Iraq inquiry is 
vital step in relations with Middle East

Alastair Campbell, once Tony Blair’s main man who proved his loyalty to the next potential EU President by describing Gordon Brown as having “psychological flaws”, is now the adviser and confidant at this Prime Minister’s ear. 

He has advised Gordon Brown that he’ll never please the people who’ve already decided Tony Blair acted illegally in going to war with Iraq, so whether the inquiry is held in public or private is an irrelevance.

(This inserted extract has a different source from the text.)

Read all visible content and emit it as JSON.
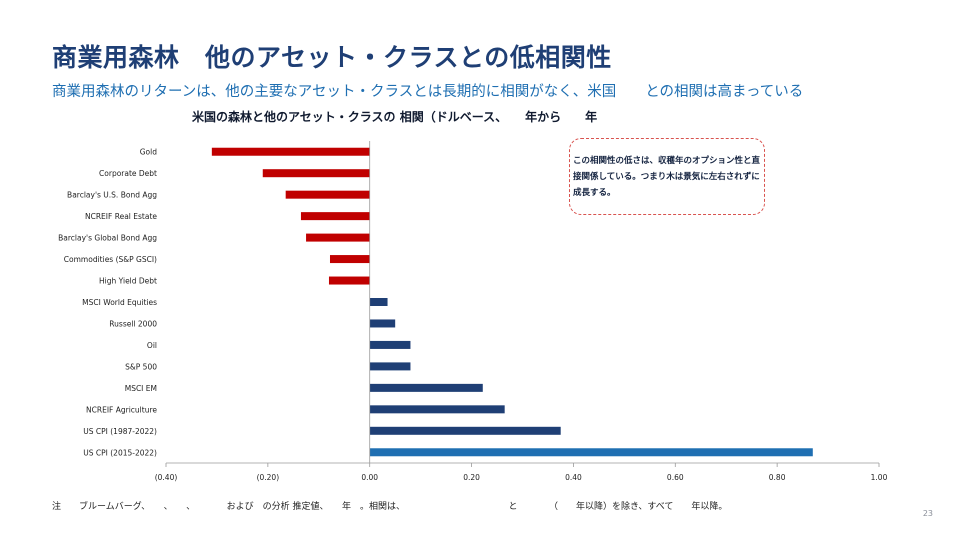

He’s half-accurate in his analysis. Those of us who stuck to the facts on who said what and when, on the matter of Blair and Bush agreeing to go into Iraq before the UN had sanctioned such aggressive action, remain convinced that the two Bs acted illegally. 

Exhaustion

If Prime Minister Brown is hoping the passage of time will have fuzzed our memory of the details and produced a level of Iraq exhaustion, he shouldn’t.

The House of Commons was assured by Tony Blair on March 18, 2003, when he sought support for going to war without the UN’s mandate that it had proved impossible to obtain the UN’s support “because one permanent member (France) of the Security Council made plain in public its intention to use its veto whatever the circumstances.” This was not true.

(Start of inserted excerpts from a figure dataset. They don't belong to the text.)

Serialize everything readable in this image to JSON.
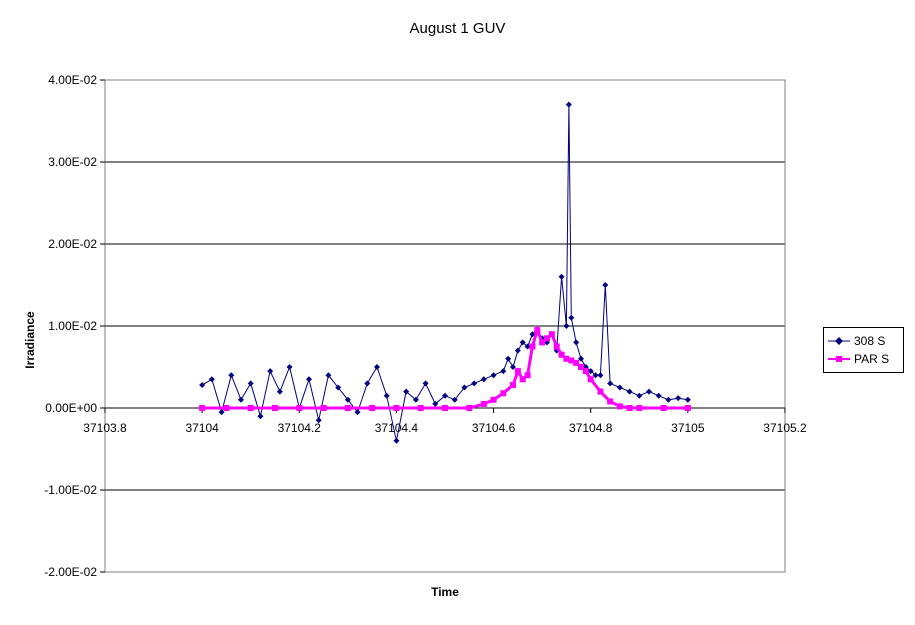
{
  "chart_data": {
    "type": "scatter",
    "title": "August 1 GUV",
    "xlabel": "Time",
    "ylabel": "Irradiance",
    "xlim": [
      37103.8,
      37105.2
    ],
    "ylim": [
      -0.02,
      0.04
    ],
    "x_ticks": [
      "37103.8",
      "37104",
      "37104.2",
      "37104.4",
      "37104.6",
      "37104.8",
      "37105",
      "37105.2"
    ],
    "y_ticks": [
      "-2.00E-02",
      "-1.00E-02",
      "0.00E+00",
      "1.00E-02",
      "2.00E-02",
      "3.00E-02",
      "4.00E-02"
    ],
    "grid": "horizontal",
    "legend_position": "right",
    "series": [
      {
        "name": "308 S",
        "color": "#000080",
        "marker": "diamond",
        "x": [
          37104.0,
          37104.02,
          37104.04,
          37104.06,
          37104.08,
          37104.1,
          37104.12,
          37104.14,
          37104.16,
          37104.18,
          37104.2,
          37104.22,
          37104.24,
          37104.26,
          37104.28,
          37104.3,
          37104.32,
          37104.34,
          37104.36,
          37104.38,
          37104.4,
          37104.42,
          37104.44,
          37104.46,
          37104.48,
          37104.5,
          37104.52,
          37104.54,
          37104.56,
          37104.58,
          37104.6,
          37104.62,
          37104.63,
          37104.64,
          37104.65,
          37104.66,
          37104.67,
          37104.68,
          37104.69,
          37104.7,
          37104.71,
          37104.72,
          37104.73,
          37104.74,
          37104.75,
          37104.755,
          37104.76,
          37104.77,
          37104.78,
          37104.79,
          37104.8,
          37104.81,
          37104.82,
          37104.83,
          37104.84,
          37104.86,
          37104.88,
          37104.9,
          37104.92,
          37104.94,
          37104.96,
          37104.98,
          37105.0
        ],
        "y": [
          0.0028,
          0.0035,
          -0.0005,
          0.004,
          0.001,
          0.003,
          -0.001,
          0.0045,
          0.002,
          0.005,
          0.0,
          0.0035,
          -0.0015,
          0.004,
          0.0025,
          0.001,
          -0.0005,
          0.003,
          0.005,
          0.0015,
          -0.004,
          0.002,
          0.001,
          0.003,
          0.0005,
          0.0015,
          0.001,
          0.0025,
          0.003,
          0.0035,
          0.004,
          0.0045,
          0.006,
          0.005,
          0.007,
          0.008,
          0.0075,
          0.009,
          0.0095,
          0.0085,
          0.008,
          0.009,
          0.007,
          0.016,
          0.01,
          0.037,
          0.011,
          0.008,
          0.006,
          0.005,
          0.0045,
          0.004,
          0.004,
          0.015,
          0.003,
          0.0025,
          0.002,
          0.0015,
          0.002,
          0.0015,
          0.001,
          0.0012,
          0.001
        ]
      },
      {
        "name": "PAR S",
        "color": "#ff00ff",
        "marker": "square",
        "x": [
          37104.0,
          37104.05,
          37104.1,
          37104.15,
          37104.2,
          37104.25,
          37104.3,
          37104.35,
          37104.4,
          37104.45,
          37104.5,
          37104.55,
          37104.58,
          37104.6,
          37104.62,
          37104.64,
          37104.65,
          37104.66,
          37104.67,
          37104.68,
          37104.69,
          37104.7,
          37104.71,
          37104.72,
          37104.73,
          37104.74,
          37104.75,
          37104.76,
          37104.77,
          37104.78,
          37104.79,
          37104.8,
          37104.82,
          37104.84,
          37104.86,
          37104.88,
          37104.9,
          37104.95,
          37105.0
        ],
        "y": [
          0.0,
          0.0,
          0.0,
          0.0,
          0.0,
          0.0,
          0.0,
          0.0,
          0.0,
          0.0,
          0.0,
          0.0,
          0.0005,
          0.001,
          0.0018,
          0.0028,
          0.0045,
          0.0035,
          0.004,
          0.0075,
          0.0095,
          0.008,
          0.0085,
          0.009,
          0.0075,
          0.0065,
          0.006,
          0.0058,
          0.0055,
          0.005,
          0.0045,
          0.0035,
          0.002,
          0.0008,
          0.0002,
          0.0,
          0.0,
          0.0,
          0.0
        ]
      }
    ]
  }
}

President Chirac said if the weapons inspectors (remember Hans Blix?) told them they couldn’t guarantee Iraq’s disarmament, “In that case it would be for the Security Council and it alone to decide the right thing to do. But in that case, of course, regrettably, the war would become inevitable. It isn’t today.”

Also, the attention surrounding the Attorney General’s advice to Blair’s Government on the legality or otherwise of the plan to invade Iraq diverted the public gaze away from the resignation of the very experienced and internationally respected Civil Servant Elizabeth Wilmhurst, Deputy Legal Adviser in the Foreign Office. She said, “I cannot in conscience go along with advice which asserts the legitimacy of military action without such a resolution (of the UN).”

Reasons

But Alastair Campbell’s dismissal of the importance of having a public inquiry misses the essential reasons for openness. Hundreds of British families lost loved ones or saw their lives drastically changed because of injuries sustained in Iraq. They deserve to know the truth, as do the families of the unknown thousands of Iraqis killed or injured in the war.

The UK lost international trust and its reputation for wise and fair foreign policy dealings over Suez. the decision to invade Iraq was of The same magnitude of stupidity and chicanery. The naivety of Chamberlain’s Munich miscalculation set in train a world war and a decades’ long division of east and western Europe that was mirrored across the globe during the cold war. 

Blair and Bush’s illegal war created a division between Muslim and non-Muslim communities across the world that will probably last as long, with all that implies for terrorist outrages and expensive preventative measures. These are resources that should be used to alleviate hunger and poverty, to name but two of the priorities subverted by governments due to the need now to defend innocent people against the consequences of engaging in illegal war.

Truth must be heard and justice carried out, not just by UK and American citizens in whose name war was waged, but also by the victims of these decisions. This won’t repair the damage done to international order or even make anyone feel better about the UK’s disastrous departure from international legality. But it might lay the foundations for a new understanding and cooperation between the aggrieved nations of the Middle East and their aggressors. 

That’s worth admitting our mistakes in public for.